Face à cette situation, la FSU ne peut attendre la mi-juin, la fin du processus législatif pour affirmer son refus clair et net de ces mesures, de ce programme. Rien n’est négociable dans cet ensemble de régressions, de coups portés aux acquis de travailleurs, à l’Enseignement public. Et discuter du programme de Macron, c’est la négation même de négocier sur les revendications des salariés.

Face à cette offensive, il faut affirmer clairement les revendications et refuser toute concertation sur les projets Macron.

En défense du Code du travail, notre fédération doit réaffirmer l’exigence d’abrogation de la loi El Khomri En défense de la sécurité sociale, exiger la suppression de toutes les exonérations de cotisations sociales est indispensable. Et dans l’Enseignement, on ne peut combattre l’offensive Macron sans réaffirmer l’exigence d’abrogation de la réforme du collège, des rythmes scolaires (et au de-là des lois d’orientation qui les portent).

Macron veut aller vite. S’il parvient, dès cet été, à mettre en place ses ordonnances, ce sera, pour lui, un important point d’appui pour la suite. Il a besoin néanmoins de la caution des organisations syndicales et pour ce faire, il annonce une concertation préalable aux ordonnances.

Mais ces projets de casse de nos acquis sont-ils discutables, négociables ? On a vu le résultat avec la loi El Khomri. Il faut donc boycotter ces concertations.

C’est pourquoi nous vous appelons à voter la motion Émancipation "Se préparer à combattre l’offensive de Macron sur le code du travail".

C’est sur cette orientation d’indépendance syndicale, qu’il est urgent de combattre pour que se réalise l’unité face à Macron.
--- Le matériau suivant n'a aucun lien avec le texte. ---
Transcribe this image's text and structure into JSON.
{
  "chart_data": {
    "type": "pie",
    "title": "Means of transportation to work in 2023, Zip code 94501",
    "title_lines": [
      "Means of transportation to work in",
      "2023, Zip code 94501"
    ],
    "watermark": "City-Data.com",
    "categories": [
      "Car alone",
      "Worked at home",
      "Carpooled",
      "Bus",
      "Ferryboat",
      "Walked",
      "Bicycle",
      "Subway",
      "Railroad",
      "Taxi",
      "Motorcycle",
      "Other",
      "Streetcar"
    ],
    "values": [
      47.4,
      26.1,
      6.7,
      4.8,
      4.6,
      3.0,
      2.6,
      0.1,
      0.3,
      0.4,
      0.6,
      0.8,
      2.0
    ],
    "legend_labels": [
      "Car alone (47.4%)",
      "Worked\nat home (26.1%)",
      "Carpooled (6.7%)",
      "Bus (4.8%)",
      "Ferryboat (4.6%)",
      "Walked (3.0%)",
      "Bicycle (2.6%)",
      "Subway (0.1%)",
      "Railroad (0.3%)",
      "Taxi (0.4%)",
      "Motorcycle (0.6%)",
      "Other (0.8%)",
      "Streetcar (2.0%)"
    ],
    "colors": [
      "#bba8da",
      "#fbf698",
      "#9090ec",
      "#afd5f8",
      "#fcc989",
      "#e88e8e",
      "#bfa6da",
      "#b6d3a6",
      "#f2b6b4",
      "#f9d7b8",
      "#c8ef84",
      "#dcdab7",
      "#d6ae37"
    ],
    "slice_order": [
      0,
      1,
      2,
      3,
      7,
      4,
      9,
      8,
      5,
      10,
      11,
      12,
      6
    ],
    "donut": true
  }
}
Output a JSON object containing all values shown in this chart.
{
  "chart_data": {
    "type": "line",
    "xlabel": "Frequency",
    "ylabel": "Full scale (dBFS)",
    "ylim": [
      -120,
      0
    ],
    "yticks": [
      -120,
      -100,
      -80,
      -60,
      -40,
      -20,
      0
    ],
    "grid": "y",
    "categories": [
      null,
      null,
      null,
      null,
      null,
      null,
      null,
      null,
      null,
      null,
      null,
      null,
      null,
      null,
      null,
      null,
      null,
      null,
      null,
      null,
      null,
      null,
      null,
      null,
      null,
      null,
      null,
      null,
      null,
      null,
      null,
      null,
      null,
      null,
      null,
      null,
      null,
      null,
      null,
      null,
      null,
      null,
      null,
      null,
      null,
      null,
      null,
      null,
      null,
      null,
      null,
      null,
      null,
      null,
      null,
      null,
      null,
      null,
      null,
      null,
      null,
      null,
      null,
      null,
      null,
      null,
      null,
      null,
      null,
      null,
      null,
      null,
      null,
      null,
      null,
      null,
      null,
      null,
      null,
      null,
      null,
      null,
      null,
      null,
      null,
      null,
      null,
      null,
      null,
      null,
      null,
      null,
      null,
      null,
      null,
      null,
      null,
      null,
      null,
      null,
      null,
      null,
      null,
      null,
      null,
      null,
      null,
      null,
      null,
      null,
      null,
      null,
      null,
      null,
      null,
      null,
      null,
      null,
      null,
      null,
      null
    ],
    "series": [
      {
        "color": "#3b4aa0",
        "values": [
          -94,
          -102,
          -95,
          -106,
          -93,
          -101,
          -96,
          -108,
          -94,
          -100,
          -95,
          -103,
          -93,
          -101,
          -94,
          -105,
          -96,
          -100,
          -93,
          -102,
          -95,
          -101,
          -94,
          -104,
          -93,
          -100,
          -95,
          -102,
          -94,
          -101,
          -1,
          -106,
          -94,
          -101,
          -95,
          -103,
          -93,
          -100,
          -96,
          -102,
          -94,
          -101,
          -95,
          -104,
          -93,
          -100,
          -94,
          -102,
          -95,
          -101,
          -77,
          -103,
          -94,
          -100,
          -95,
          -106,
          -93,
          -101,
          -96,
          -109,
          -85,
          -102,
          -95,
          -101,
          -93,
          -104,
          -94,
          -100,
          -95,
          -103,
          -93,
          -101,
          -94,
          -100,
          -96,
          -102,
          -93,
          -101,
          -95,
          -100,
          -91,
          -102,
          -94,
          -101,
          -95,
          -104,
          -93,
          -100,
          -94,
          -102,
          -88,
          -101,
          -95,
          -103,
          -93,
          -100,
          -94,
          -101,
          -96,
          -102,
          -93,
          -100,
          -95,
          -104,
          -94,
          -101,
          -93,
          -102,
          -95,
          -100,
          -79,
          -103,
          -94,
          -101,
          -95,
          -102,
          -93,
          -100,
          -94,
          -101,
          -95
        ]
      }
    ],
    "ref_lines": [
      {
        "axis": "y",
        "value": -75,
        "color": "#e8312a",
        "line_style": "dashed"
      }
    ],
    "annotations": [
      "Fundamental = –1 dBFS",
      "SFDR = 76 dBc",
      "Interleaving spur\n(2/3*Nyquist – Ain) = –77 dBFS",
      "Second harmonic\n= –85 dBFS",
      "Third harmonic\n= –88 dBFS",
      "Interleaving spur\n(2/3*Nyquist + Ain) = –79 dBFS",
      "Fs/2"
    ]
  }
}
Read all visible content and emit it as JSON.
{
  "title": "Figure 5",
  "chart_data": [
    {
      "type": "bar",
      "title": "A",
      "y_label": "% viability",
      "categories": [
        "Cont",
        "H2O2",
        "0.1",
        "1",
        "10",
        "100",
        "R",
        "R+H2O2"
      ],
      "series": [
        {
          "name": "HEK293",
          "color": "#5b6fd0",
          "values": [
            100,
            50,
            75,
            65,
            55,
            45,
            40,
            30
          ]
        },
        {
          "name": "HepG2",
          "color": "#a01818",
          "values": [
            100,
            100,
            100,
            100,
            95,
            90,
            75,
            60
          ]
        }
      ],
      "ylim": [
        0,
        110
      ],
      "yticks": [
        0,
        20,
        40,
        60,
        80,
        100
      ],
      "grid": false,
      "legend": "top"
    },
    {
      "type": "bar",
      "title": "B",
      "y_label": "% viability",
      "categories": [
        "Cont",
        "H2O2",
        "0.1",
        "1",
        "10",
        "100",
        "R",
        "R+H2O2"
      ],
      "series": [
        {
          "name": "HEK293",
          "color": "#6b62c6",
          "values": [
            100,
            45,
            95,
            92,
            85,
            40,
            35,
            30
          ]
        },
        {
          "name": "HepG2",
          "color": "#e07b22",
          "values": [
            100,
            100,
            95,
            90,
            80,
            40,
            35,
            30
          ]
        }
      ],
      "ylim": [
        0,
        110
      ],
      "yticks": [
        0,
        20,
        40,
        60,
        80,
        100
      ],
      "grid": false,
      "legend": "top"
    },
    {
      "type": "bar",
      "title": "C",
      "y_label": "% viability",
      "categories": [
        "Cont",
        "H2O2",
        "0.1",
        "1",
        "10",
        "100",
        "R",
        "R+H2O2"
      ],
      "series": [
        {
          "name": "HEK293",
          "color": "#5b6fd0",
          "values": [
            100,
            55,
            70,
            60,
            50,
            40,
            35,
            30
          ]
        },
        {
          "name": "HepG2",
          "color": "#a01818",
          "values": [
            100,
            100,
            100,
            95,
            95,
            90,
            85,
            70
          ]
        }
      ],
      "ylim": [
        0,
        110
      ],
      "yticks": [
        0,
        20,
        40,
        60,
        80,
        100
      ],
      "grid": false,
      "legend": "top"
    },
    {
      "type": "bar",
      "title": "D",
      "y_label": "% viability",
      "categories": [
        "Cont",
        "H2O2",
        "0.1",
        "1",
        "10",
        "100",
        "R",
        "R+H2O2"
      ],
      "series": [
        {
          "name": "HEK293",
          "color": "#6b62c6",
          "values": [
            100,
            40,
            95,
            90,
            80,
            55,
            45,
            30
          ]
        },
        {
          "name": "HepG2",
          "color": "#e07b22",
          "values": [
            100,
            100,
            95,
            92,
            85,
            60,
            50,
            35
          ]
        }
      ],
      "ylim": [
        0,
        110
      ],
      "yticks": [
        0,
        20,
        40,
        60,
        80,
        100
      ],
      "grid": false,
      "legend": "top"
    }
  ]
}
C’est la voie pour assurer la défense des intérêts des salariés (lesquels diffèrent de "l’intérêt général") ; et c’est aussi le moyen de combattre le F.N.

Motion :

Se préparer à combattre l’offensive de Macron contre le code du travail

À peine élu, Macron veut engager l’offensive contre les travailleurs et la jeunesse. Les six chantiers de son programme ont pour objectif de "construire une société de mobilité plutôt que de statut". Ce que Macron appelle statut, c’est aussi bien le CDI, que le statut de la fonction publique et au-delà toutes les garanties arrachées par les mobilisations qui s’imposent aux employeurs et limitent l’exploitation du travail salarié.

Son objectif : “mettre l’individu” et “l’entreprise à égalité”. Cela signifie supprimer ce qui fonde le code du travail (la nécessité de protéger le salarié face à l’employeur, nécessité qui découle de la subordination du salarié vis-à-vis de l’employeur inhérente au fonctionnement de l’économie capitaliste).
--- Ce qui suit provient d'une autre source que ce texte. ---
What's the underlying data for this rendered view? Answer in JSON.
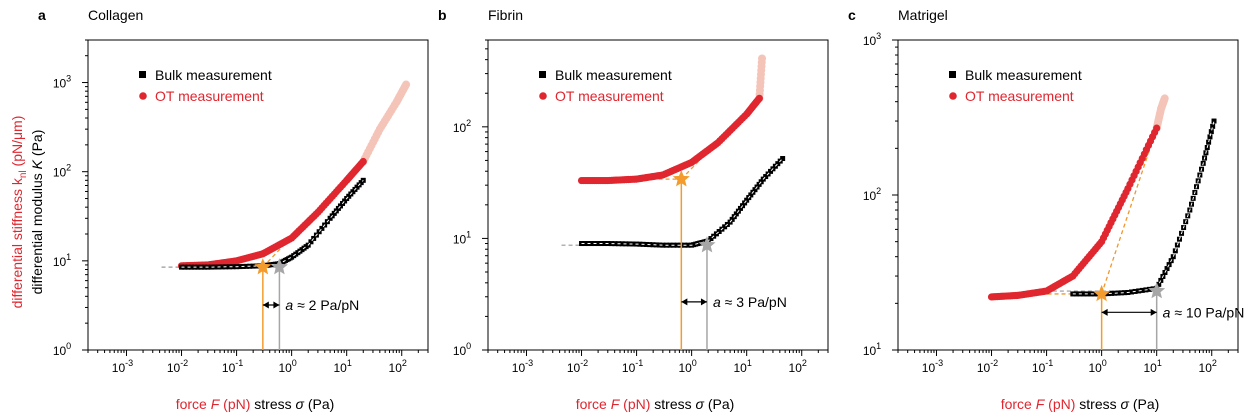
{
  "figure": {
    "y_label_red": "differential stiffness k",
    "y_label_red_sub": "nl",
    "y_label_red_unit": " (pN/μm)",
    "y_label_black_pre": "differential modulus ",
    "y_label_black_var": "K",
    "y_label_black_unit": " (Pa)",
    "x_label_red_pre": "force ",
    "x_label_red_var": "F",
    "x_label_red_unit": " (pN)",
    "x_label_black_pre": " stress ",
    "x_label_black_var": "σ",
    "x_label_black_unit": " (Pa)",
    "colors": {
      "bulk": "#000000",
      "ot": "#e0262f",
      "ot_faded": "#f5c4b8",
      "fit": "#f0972e",
      "star_ot": "#f39c2d",
      "star_bulk": "#a6a6a6",
      "vline_ot": "#f39c2d",
      "vline_bulk": "#a6a6a6"
    }
  },
  "chart_data": [
    {
      "panel": "a",
      "title": "Collagen",
      "type": "scatter",
      "xscale": "log",
      "yscale": "log",
      "xlim": [
        0.0002,
        300
      ],
      "ylim": [
        1,
        3000
      ],
      "xticks": [
        "10^-3",
        "10^-2",
        "10^-1",
        "10^0",
        "10^1",
        "10^2"
      ],
      "yticks": [
        "10^0",
        "10^1",
        "10^2",
        "10^3"
      ],
      "legend": {
        "placement": "top-left",
        "entries": [
          "Bulk measurement",
          "OT measurement"
        ]
      },
      "series": [
        {
          "name": "Bulk measurement",
          "x": [
            0.01,
            0.03,
            0.1,
            0.3,
            0.6,
            1,
            2,
            5,
            10,
            20
          ],
          "y": [
            8.5,
            8.5,
            8.6,
            8.8,
            9.3,
            11,
            15,
            30,
            50,
            80
          ]
        },
        {
          "name": "OT measurement",
          "x": [
            0.01,
            0.03,
            0.1,
            0.3,
            1,
            3,
            10,
            20
          ],
          "y": [
            8.8,
            9,
            10,
            12,
            18,
            35,
            80,
            130
          ]
        },
        {
          "name": "OT measurement (faded)",
          "x": [
            20,
            40,
            80,
            120
          ],
          "y": [
            130,
            300,
            600,
            950
          ]
        }
      ],
      "markers": {
        "ot_x": 0.3,
        "ot_y": 8.5,
        "bulk_x": 0.6,
        "bulk_y": 8.5
      },
      "annotation": {
        "var": "a",
        "text": " ≈ 2 Pa/pN",
        "y": 3.2
      }
    },
    {
      "panel": "b",
      "title": "Fibrin",
      "type": "scatter",
      "xscale": "log",
      "yscale": "log",
      "xlim": [
        0.0002,
        300
      ],
      "ylim": [
        1,
        600
      ],
      "xticks": [
        "10^-3",
        "10^-2",
        "10^-1",
        "10^0",
        "10^1",
        "10^2"
      ],
      "yticks": [
        "10^0",
        "10^1",
        "10^2"
      ],
      "legend": {
        "placement": "top-left",
        "entries": [
          "Bulk measurement",
          "OT measurement"
        ]
      },
      "series": [
        {
          "name": "Bulk measurement",
          "x": [
            0.01,
            0.03,
            0.1,
            0.3,
            1,
            2,
            5,
            10,
            20,
            45
          ],
          "y": [
            9,
            9,
            8.9,
            8.7,
            8.7,
            9.5,
            14,
            22,
            34,
            52
          ]
        },
        {
          "name": "OT measurement",
          "x": [
            0.01,
            0.03,
            0.1,
            0.3,
            1,
            3,
            10,
            17
          ],
          "y": [
            33,
            33,
            34,
            37,
            48,
            72,
            130,
            180
          ]
        },
        {
          "name": "OT measurement (faded)",
          "x": [
            17,
            19
          ],
          "y": [
            180,
            410
          ]
        }
      ],
      "markers": {
        "ot_x": 0.65,
        "ot_y": 34,
        "bulk_x": 1.9,
        "bulk_y": 8.7
      },
      "annotation": {
        "var": "a",
        "text": " ≈ 3 Pa/pN",
        "y": 2.7
      }
    },
    {
      "panel": "c",
      "title": "Matrigel",
      "type": "scatter",
      "xscale": "log",
      "yscale": "log",
      "xlim": [
        0.0002,
        300
      ],
      "ylim": [
        10,
        1000
      ],
      "xticks": [
        "10^-3",
        "10^-2",
        "10^-1",
        "10^0",
        "10^1",
        "10^2"
      ],
      "yticks": [
        "10^1",
        "10^2",
        "10^3"
      ],
      "legend": {
        "placement": "top-left",
        "entries": [
          "Bulk measurement",
          "OT measurement"
        ]
      },
      "series": [
        {
          "name": "Bulk measurement",
          "x": [
            0.3,
            1,
            3,
            10,
            20,
            40,
            70,
            110
          ],
          "y": [
            23,
            23,
            23.5,
            25,
            40,
            80,
            160,
            300
          ]
        },
        {
          "name": "OT measurement",
          "x": [
            0.01,
            0.03,
            0.1,
            0.3,
            1,
            3,
            10
          ],
          "y": [
            22,
            22.5,
            24,
            30,
            50,
            110,
            270
          ]
        },
        {
          "name": "OT measurement (faded)",
          "x": [
            10,
            12,
            14
          ],
          "y": [
            270,
            360,
            420
          ]
        }
      ],
      "markers": {
        "ot_x": 1,
        "ot_y": 23,
        "bulk_x": 10,
        "bulk_y": 24
      },
      "annotation": {
        "var": "a",
        "text": " ≈ 10 Pa/pN",
        "y": 17.5
      }
    }
  ]
}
Dès cet été, il veut, dans la droite ligne des lois Macron, Rebsamen, et El Khomri, engager une nouvelle "contre-réforme” du code du travail. Il s’agit, entre autres, de donner la possibilité de négocier au local la flexibilité des horaires selon les besoins de l’entreprise en supprimant le cadre national (défini par la loi) des "horaires effectifs" et de "l’organisation du travail". Après l’annualisation du temps de travail, Macron veut flexibiliser sans limites.
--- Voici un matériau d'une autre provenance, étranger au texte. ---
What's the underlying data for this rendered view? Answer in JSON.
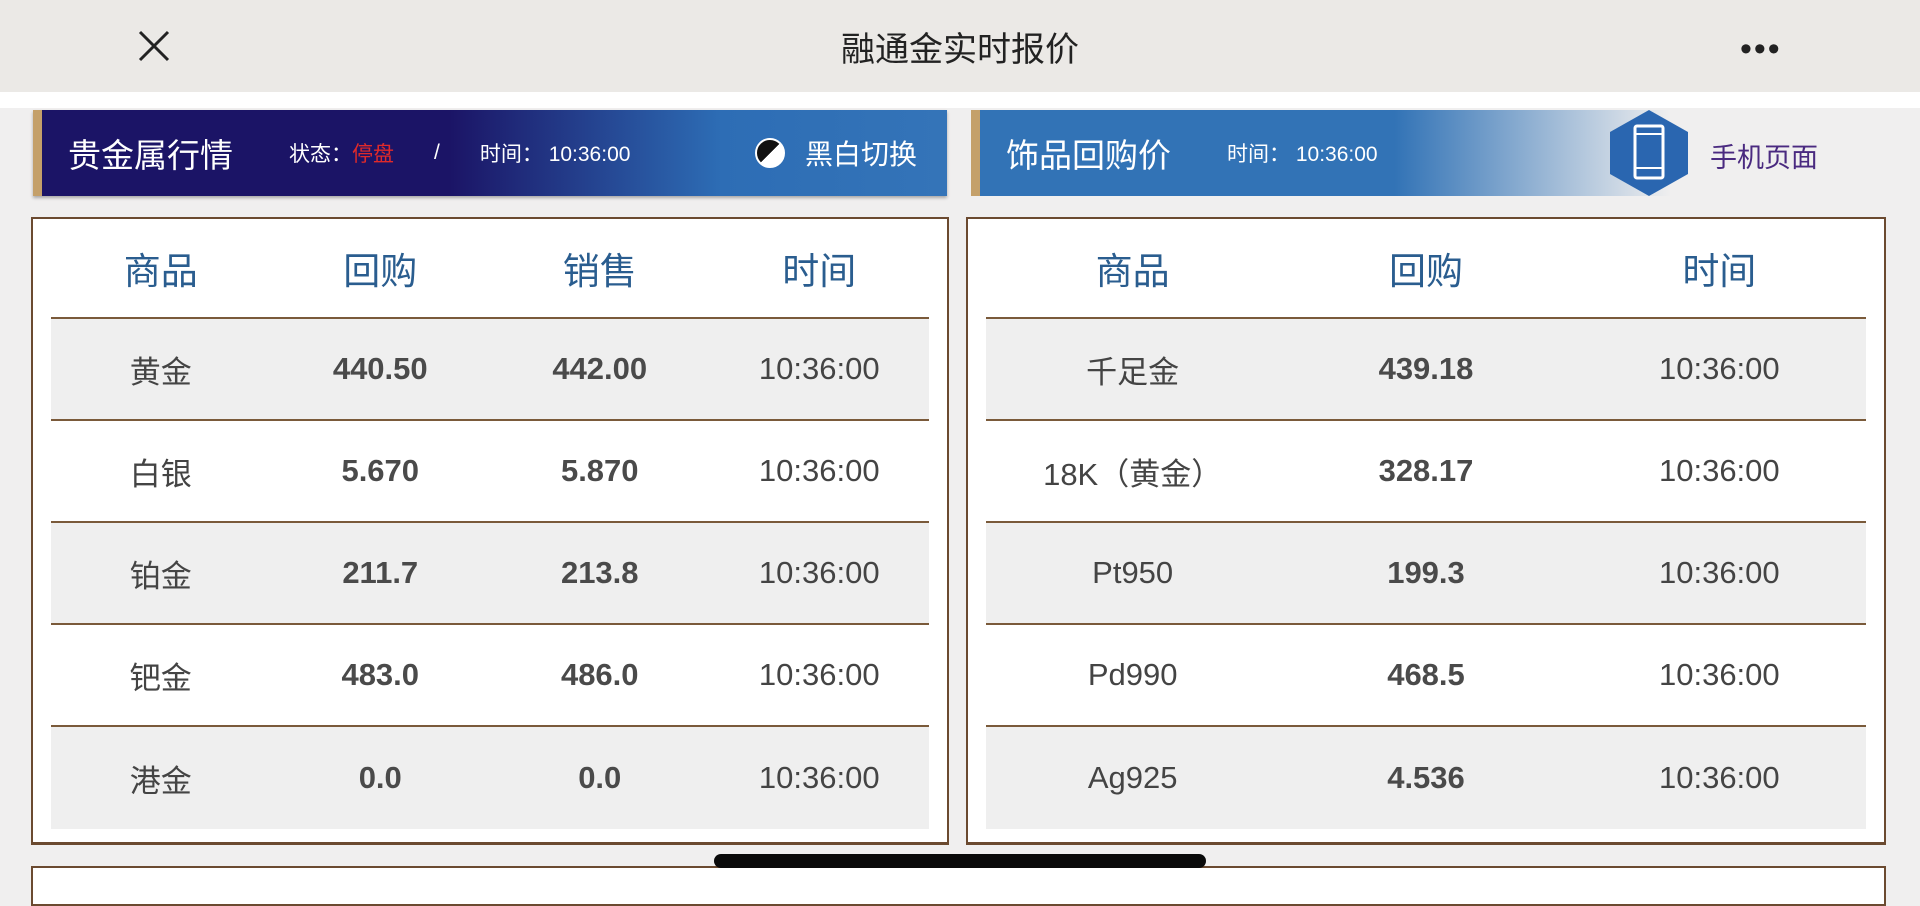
{
  "topbar": {
    "title": "融通金实时报价",
    "close_icon": "close-icon",
    "more_icon": "more-icon",
    "more": "•••"
  },
  "left_header": {
    "title": "贵金属行情",
    "status_label": "状态：",
    "status_value": "停盘",
    "separator": "/",
    "time_label": "时间：",
    "time_value": "10:36:00",
    "toggle_label": "黑白切换",
    "status_color": "#e02a2a"
  },
  "right_header": {
    "title": "饰品回购价",
    "time_label": "时间：",
    "time_value": "10:36:00",
    "mobile_label": "手机页面"
  },
  "left_table": {
    "columns": [
      "商品",
      "回购",
      "销售",
      "时间"
    ],
    "rows": [
      [
        "黄金",
        "440.50",
        "442.00",
        "10:36:00"
      ],
      [
        "白银",
        "5.670",
        "5.870",
        "10:36:00"
      ],
      [
        "铂金",
        "211.7",
        "213.8",
        "10:36:00"
      ],
      [
        "钯金",
        "483.0",
        "486.0",
        "10:36:00"
      ],
      [
        "港金",
        "0.0",
        "0.0",
        "10:36:00"
      ]
    ]
  },
  "right_table": {
    "columns": [
      "商品",
      "回购",
      "时间"
    ],
    "rows": [
      [
        "千足金",
        "439.18",
        "10:36:00"
      ],
      [
        "18K（黄金）",
        "328.17",
        "10:36:00"
      ],
      [
        "Pt950",
        "199.3",
        "10:36:00"
      ],
      [
        "Pd990",
        "468.5",
        "10:36:00"
      ],
      [
        "Ag925",
        "4.536",
        "10:36:00"
      ]
    ]
  },
  "colors": {
    "header_dark": "#1b1466",
    "header_blue": "#3273b6",
    "border": "#6b4a30",
    "accent_gold": "#c4a06a",
    "column_header": "#2a5d8f"
  }
}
Ainsi, la primauté de l’accord d’entreprise et cette "redéfinition” du “dialogue social" conduira à associer les syndicats à une atomisation des salariés et à un affaiblissement considérable du syndicalisme issu du mouvement ouvrier.

Cette offensive aura inéluctablement des conséquences sur les salariés et le syndicalisme dans la Fonction publique.

Le président, qui annonce qu’il procèdera par ordonnances, prévoit une concertation avec patronat et syndicats, affirmant qu’“aucune mesure ne passerait sans consulter les syndicats”.

La FSU qui rappelle son exigence d’abrogation la loi El Khomri se prononce résolument pour le retrait de ces projets, lesquels ne sont ni négociables, ni amendables. Elle mettra tout en œuvre pour que se réalise l’unité la plus large pour combattre l’offensive annoncée et assurer la défense des acquis arrachés de haute lutte et transcrits dans le code du travail et le statut des fonctionnaires.